Wednesday, October 29, 2014

Squashing butterflies

Ann Patchett compares writing novels to squashing butterflies. That surprising yet, when she explained it. apt analogy came last Saturday night in her lecture at Kenyon College as part of the Kenyon Review Literary Festival, where the author of State of Wonder was the star attraction.

While working on a book, she said, the ideas, characters and plotlines float around in her head like butterflies floating around in a garden. They seem beautiful and perfect. Yet if you capture a butterfly, kill it and tack it to a board for display, much of the beauty it showed in life is gone. So it is, she said, when ideas are transferred to paper. They never seem as beautiful as they seemed in her head.

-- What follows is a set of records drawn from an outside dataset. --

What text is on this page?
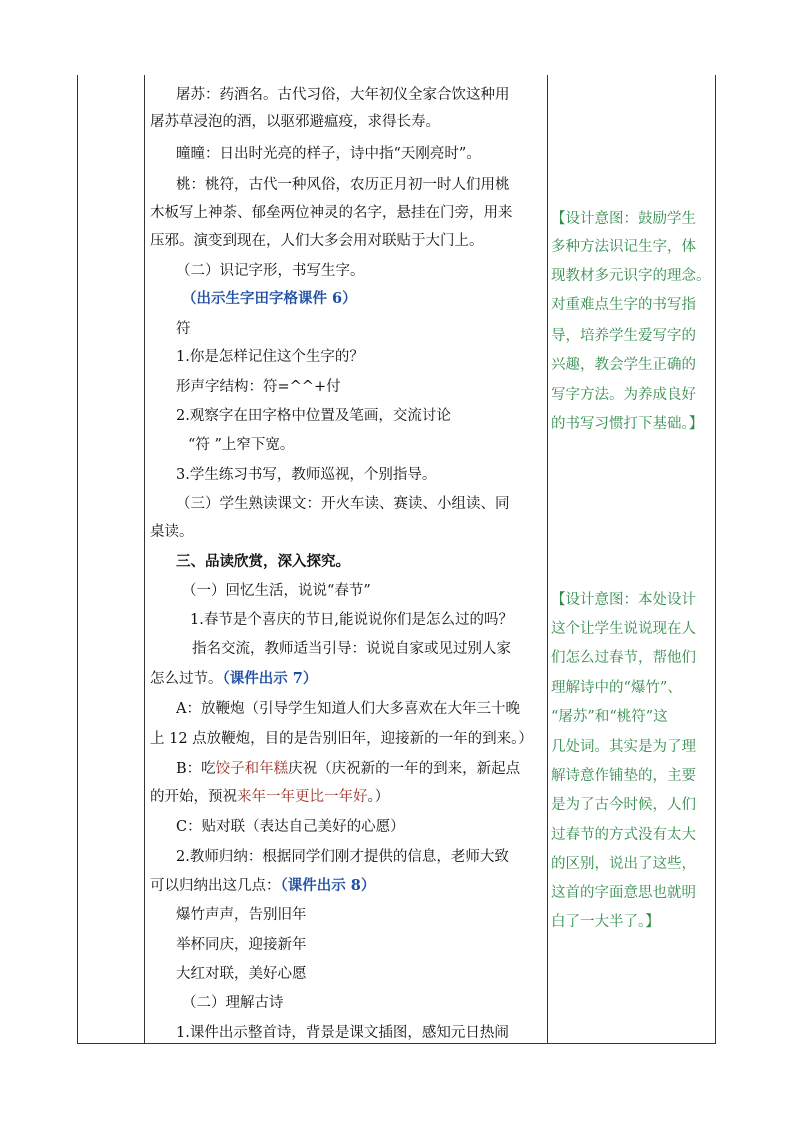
屠苏：药酒名。古代习俗，大年初仪全家合饮这种用
屠苏草浸泡的酒，以驱邪避瘟疫，求得长寿。
曈曈：日出时光亮的样子，诗中指“天刚亮时”。
桃：桃符，古代一种风俗，农历正月初一时人们用桃
木板写上神荼、郁垒两位神灵的名字，悬挂在门旁，用来
压邪。演变到现在，人们大多会用对联贴于大门上。
（二）识记字形，书写生字。
（出示生字田字格课件 6）
符
1.你是怎样记住这个生字的？
形声字结构：符=^^+付
2.观察字在田字格中位置及笔画，交流讨论
“符 ”上窄下宽。
3.学生练习书写，教师巡视，个别指导。
（三）学生熟读课文：开火车读、赛读、小组读、同
桌读。
三、品读欣赏，深入探究。
（一）回忆生活，说说“春节”
1.春节是个喜庆的节日,能说说你们是怎么过的吗？
指名交流，教师适当引导：说说自家或见过别人家
怎么过节。（课件出示 7）
A：放鞭炮（引导学生知道人们大多喜欢在大年三十晚
上 12 点放鞭炮，目的是告别旧年，迎接新的一年的到来。）
B：吃饺子和年糕庆祝（庆祝新的一年的到来，新起点
的开始，预祝来年一年更比一年好。）
C：贴对联（表达自己美好的心愿）
2.教师归纳：根据同学们刚才提供的信息，老师大致
可以归纳出这几点：（课件出示 8）
爆竹声声，告别旧年
举杯同庆，迎接新年
大红对联，美好心愿
（二）理解古诗
1.课件出示整首诗，背景是课文插图，感知元日热闹
【设计意图：鼓励学生
多种方法识记生字，体
现教材多元识字的理念。
对重难点生字的书写指
导，培养学生爱写字的
兴趣，教会学生正确的
写字方法。为养成良好
的书写习惯打下基础。】
【设计意图：本处设计
这个让学生说说现在人
们怎么过春节，帮他们
理解诗中的“爆竹”、
“屠苏”和“桃符”这
几处词。其实是为了理
解诗意作铺垫的，主要
是为了古今时候，人们
过春节的方式没有太大
的区别，说出了这些，
这首的字面意思也就明
白了一大半了。】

"I am able to forgive myself for not being as much as I want to be," Patchett said. She simply moves on to the next book, rarely looking back at a book once it is published. Squashed butterflies don't interest her.

The gist of her lecture, which was open to the public but which was aimed primarily at students in Kenyon College's writing program, was that writing has more to do with hard work than either talent or inspiration. Real writers, she suggested, don't wait for the muse to strike before beginning to write. They just write. Real writers don't sit around complaining about not being as gifted as others. They write.

If you want to succeed, work, she said. "We control the outcome of our own life."